1. Restoran, tempat penjual makanan minuman, dan Cafe dapat menjalankan aktivitas dengan ketentuan buka hingga pukul 23:00 Wib malam. Tidak melaksanakan live musik, karaoke atau hiburan lain. Tidak melayani pengunjung yang tidak menggunakan masker. Membatasi jumlah pengunjung maksimal 50% dari kapasitas tempat usaha dengan mengatur jarak tempat duduk minimal 1 meter. Menyediakan tempat cuci tangan dilengkapi sabun dan tisu. Mewajibkan karyawan memakai masker.

2. Toko, minimarket, dan warung kelontong dapat menjalankan aktivitas dengan ketentuan buka hingga pukul 23:00 Wib malam. Tidak melayani pengunjung yang tidak menggunakan masker. Membatasi jumlah pengunjung maksimal 50% dari kapasitas tempat usaha dengan wajib menerapkan pengaturan jarak antrian minimal 1 meter. Menyediakan tempat cuci tangan dilengkapi sabun dan tisu. Mewajibkan karyawan memakai masker.

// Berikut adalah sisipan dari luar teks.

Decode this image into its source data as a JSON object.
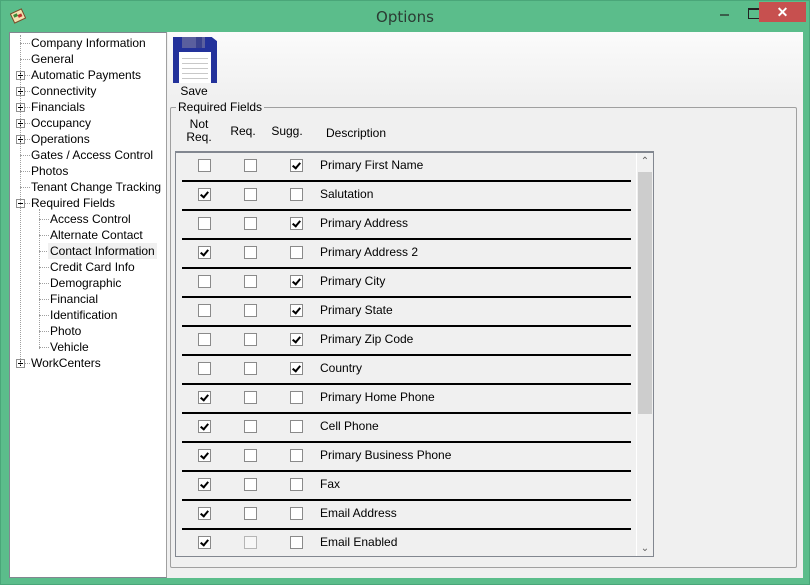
{
  "window": {
    "title": "Options",
    "close_glyph": "✕"
  },
  "tree": {
    "items": [
      {
        "label": "Company Information",
        "level": 0,
        "expander": "none"
      },
      {
        "label": "General",
        "level": 0,
        "expander": "none"
      },
      {
        "label": "Automatic Payments",
        "level": 0,
        "expander": "plus"
      },
      {
        "label": "Connectivity",
        "level": 0,
        "expander": "plus"
      },
      {
        "label": "Financials",
        "level": 0,
        "expander": "plus"
      },
      {
        "label": "Occupancy",
        "level": 0,
        "expander": "plus"
      },
      {
        "label": "Operations",
        "level": 0,
        "expander": "plus"
      },
      {
        "label": "Gates / Access Control",
        "level": 0,
        "expander": "none"
      },
      {
        "label": "Photos",
        "level": 0,
        "expander": "none"
      },
      {
        "label": "Tenant Change Tracking",
        "level": 0,
        "expander": "none"
      },
      {
        "label": "Required Fields",
        "level": 0,
        "expander": "minus"
      },
      {
        "label": "Access Control",
        "level": 1,
        "expander": "none"
      },
      {
        "label": "Alternate Contact",
        "level": 1,
        "expander": "none"
      },
      {
        "label": "Contact Information",
        "level": 1,
        "expander": "none",
        "selected": true
      },
      {
        "label": "Credit Card Info",
        "level": 1,
        "expander": "none"
      },
      {
        "label": "Demographic",
        "level": 1,
        "expander": "none"
      },
      {
        "label": "Financial",
        "level": 1,
        "expander": "none"
      },
      {
        "label": "Identification",
        "level": 1,
        "expander": "none"
      },
      {
        "label": "Photo",
        "level": 1,
        "expander": "none"
      },
      {
        "label": "Vehicle",
        "level": 1,
        "expander": "none"
      },
      {
        "label": "WorkCenters",
        "level": 0,
        "expander": "plus"
      }
    ]
  },
  "toolbar": {
    "save_label": "Save"
  },
  "required_fields": {
    "group_title": "Required Fields",
    "columns": {
      "not_req_line1": "Not",
      "not_req_line2": "Req.",
      "req": "Req.",
      "sugg": "Sugg.",
      "description": "Description"
    },
    "rows": [
      {
        "description": "Primary First Name",
        "not_req": false,
        "req": false,
        "sugg": true
      },
      {
        "description": "Salutation",
        "not_req": true,
        "req": false,
        "sugg": false
      },
      {
        "description": "Primary Address",
        "not_req": false,
        "req": false,
        "sugg": true
      },
      {
        "description": "Primary Address 2",
        "not_req": true,
        "req": false,
        "sugg": false
      },
      {
        "description": "Primary City",
        "not_req": false,
        "req": false,
        "sugg": true
      },
      {
        "description": "Primary State",
        "not_req": false,
        "req": false,
        "sugg": true
      },
      {
        "description": "Primary Zip Code",
        "not_req": false,
        "req": false,
        "sugg": true
      },
      {
        "description": "Country",
        "not_req": false,
        "req": false,
        "sugg": true
      },
      {
        "description": "Primary Home Phone",
        "not_req": true,
        "req": false,
        "sugg": false
      },
      {
        "description": "Cell Phone",
        "not_req": true,
        "req": false,
        "sugg": false
      },
      {
        "description": "Primary Business Phone",
        "not_req": true,
        "req": false,
        "sugg": false
      },
      {
        "description": "Fax",
        "not_req": true,
        "req": false,
        "sugg": false
      },
      {
        "description": "Email Address",
        "not_req": true,
        "req": false,
        "sugg": false
      },
      {
        "description": "Email Enabled",
        "not_req": true,
        "req": false,
        "sugg": false,
        "req_disabled": true
      }
    ]
  },
  "scrollbar": {
    "up_glyph": "⌃",
    "down_glyph": "⌄",
    "position_fraction": 0
  }
}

3. Objek wisata, museum, ruang terbuka hijau, ruang publik, dan tempat rekreasi lainnya dapat menjalankan aktivitas dengan ketentuan buka hingga pukul 20 Wib malam. Menjaga higiene dan sanitasi seluruh area dengan melakukan pembersihan secara berkala menggunakan pembersih atau desinfektan. Tidak melayani pengunjung yang tidak menggunakan masker. Membatasi jumlah pengunjung maksimal 50% dari kapasitas tempat usaha. Menyediakan tempat cuci tangan dilengkapi dengan sabun dan tisu. Mewajibkan karyawan memakai masker.

4. Kegiatan di tempat rumah ibadah dilaksanakan secara virtual namun jika secara tatap muka maka jumlah umat yang beribadah dibatasi maksimal 30% dari kapasitas ruangan dengan menerapkan protokol kesehatan seperti melakukan penyemprotan desinfektan secara rutin sebelum dan sesudah selesai kegiatan ibadah. Melaksanakan pengukuran suhu tubuh di pintu masuk. Menyediakan tempat cuci tangan dilengkapi dengan sabun dan tisu. Menerapkan pengaturan jarak antrian dan tempat duduk minimal 1 meter. Mewajibkan umat memakai masker. Pelaksanaan kegiatan lain selain ibadah tidak diperkenankan.

5. Perguruan tinggi, SMA, SMK, SMP, SD,  TK, dan PAUD tidak diperkenankan melaksanakan belajar tatap muka selain belajar dari rumah (Daring).

6. Kegiatan pesta pernikahan tidak diperkenankan.

7. Tempat karaokean, Pub, dan hiburan malam tidak diizinkan buka.

8. Kegiatan prosesi penguburan jenazah non Covid-19 dilaksanakan dengan protokol kesehatan, serta menghindari kerumunan orang dalam jumlah banyak termasuk pada saat acara syukuran.

9. Hidangan yang disajikan pada setiap acara tidak diperkenankan dalam bentuk prasmanan.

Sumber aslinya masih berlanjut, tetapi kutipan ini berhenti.